Walking Across America

Recently, I had the pleasure of meeting a man named Andrew Forsthoefel. There was something about the way he listened and engaged with people that I instantly liked and made me curious about him. He had this way of drawing out of me and others around him the important parts, the parts we don’t often speak of with people we’ve just met. When I heard his story, I realized that he’d had lots of training.

One big important part for Andrew was what he learned while walking across the United States, from the east coast to the west coast. He wore out several pairs of shoes — five? six pairs? And he wore a sign that said, “Walking to listen.” He recorded conversations he had with people along the way.

When I listened to the part where he sees a bunch of young men ahead of him on the tracks, and he strides forward to talk with them, despite feeling a pang of apprehension, I couldn’t help but think of a similar experience described by John Muir, more than a hundred years before.

The part where he gets giddy with the freedom of the open road before him and starts singing is wonderful.

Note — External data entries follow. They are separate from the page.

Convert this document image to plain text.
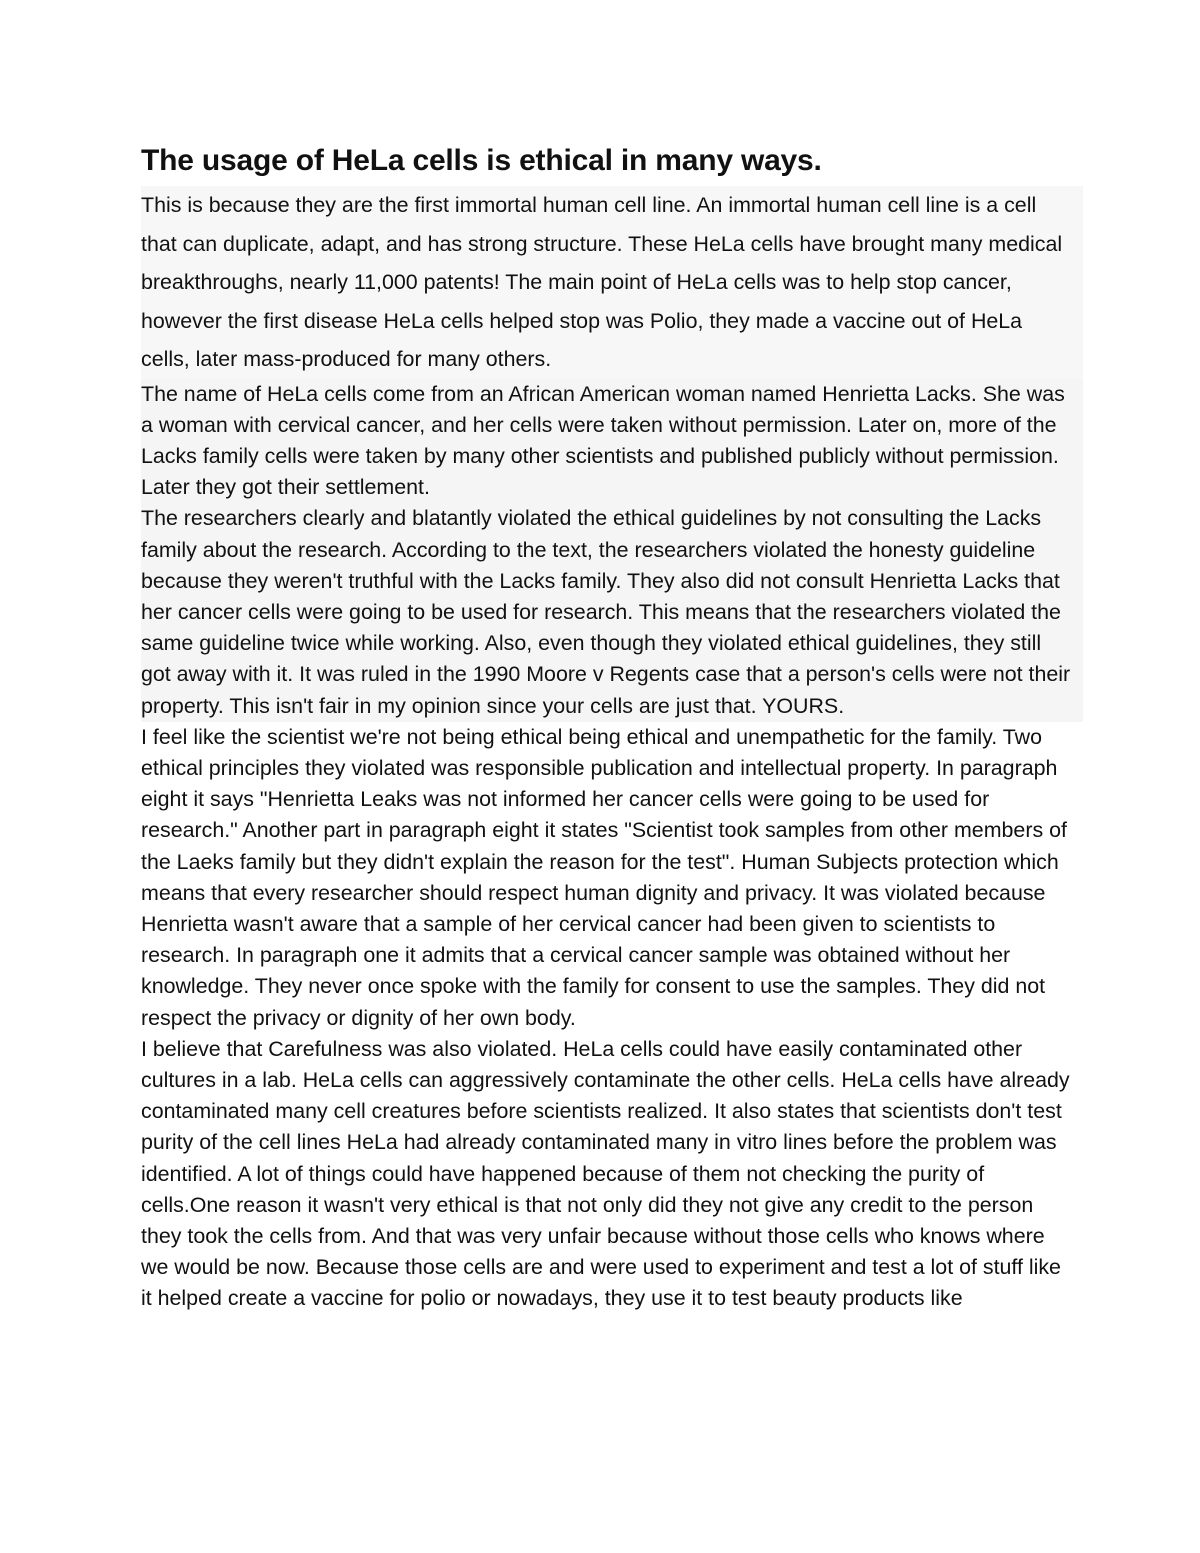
The usage of HeLa cells is ethical in many ways.

This is because they are the first immortal human cell line. An immortal human cell line is a cell that can duplicate, adapt, and has strong structure. These HeLa cells have brought many medical breakthroughs, nearly 11,000 patents! The main point of HeLa cells was to help stop cancer, however the first disease HeLa cells helped stop was Polio, they made a vaccine out of HeLa cells, later mass-produced for many others.

The name of HeLa cells come from an African American woman named Henrietta Lacks. She was a woman with cervical cancer, and her cells were taken without permission. Later on, more of the Lacks family cells were taken by many other scientists and published publicly without permission. Later they got their settlement.

The researchers clearly and blatantly violated the ethical guidelines by not consulting the Lacks family about the research. According to the text, the researchers violated the honesty guideline because they weren't truthful with the Lacks family. They also did not consult Henrietta Lacks that her cancer cells were going to be used for research. This means that the researchers violated the same guideline twice while working. Also, even though they violated ethical guidelines, they still got away with it. It was ruled in the 1990 Moore v Regents case that a person's cells were not their property. This isn't fair in my opinion since your cells are just that. YOURS.

I feel like the scientist we're not being ethical being ethical and unempathetic for the family. Two ethical principles they violated was responsible publication and intellectual property. In paragraph eight it says "Henrietta Leaks was not informed her cancer cells were going to be used for research." Another part in paragraph eight it states "Scientist took samples from other members of the Laeks family but they didn't explain the reason for the test". Human Subjects protection which means that every researcher should respect human dignity and privacy. It was violated because Henrietta wasn't aware that a sample of her cervical cancer had been given to scientists to research. In paragraph one it admits that a cervical cancer sample was obtained without her knowledge. They never once spoke with the family for consent to use the samples. They did not respect the privacy or dignity of her own body.

I believe that Carefulness was also violated. HeLa cells could have easily contaminated other cultures in a lab. HeLa cells can aggressively contaminate the other cells. HeLa cells have already contaminated many cell creatures before scientists realized. It also states that scientists don't test purity of the cell lines HeLa had already contaminated many in vitro lines before the problem was identified. A lot of things could have happened because of them not checking the purity of cells.One reason it wasn't very ethical is that not only did they not give any credit to the person they took the cells from. And that was very unfair because without those cells who knows where we would be now. Because those cells are and were used to experiment and test a lot of stuff like it helped create a vaccine for polio or nowadays, they use it to test beauty products like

And the stories and advice and songs and gifts of the people he meets are also wonderful. And how he shares what he’s learned without hitting you over the head with it, because he’s still in the daily process of figuring it out, forgetting, remembering those moments of grace and beauty that he witnessed, was, and is part of.

I highly recommend the radio piece, “Walking Across America: Advice for a Young Man,” about his walk across America.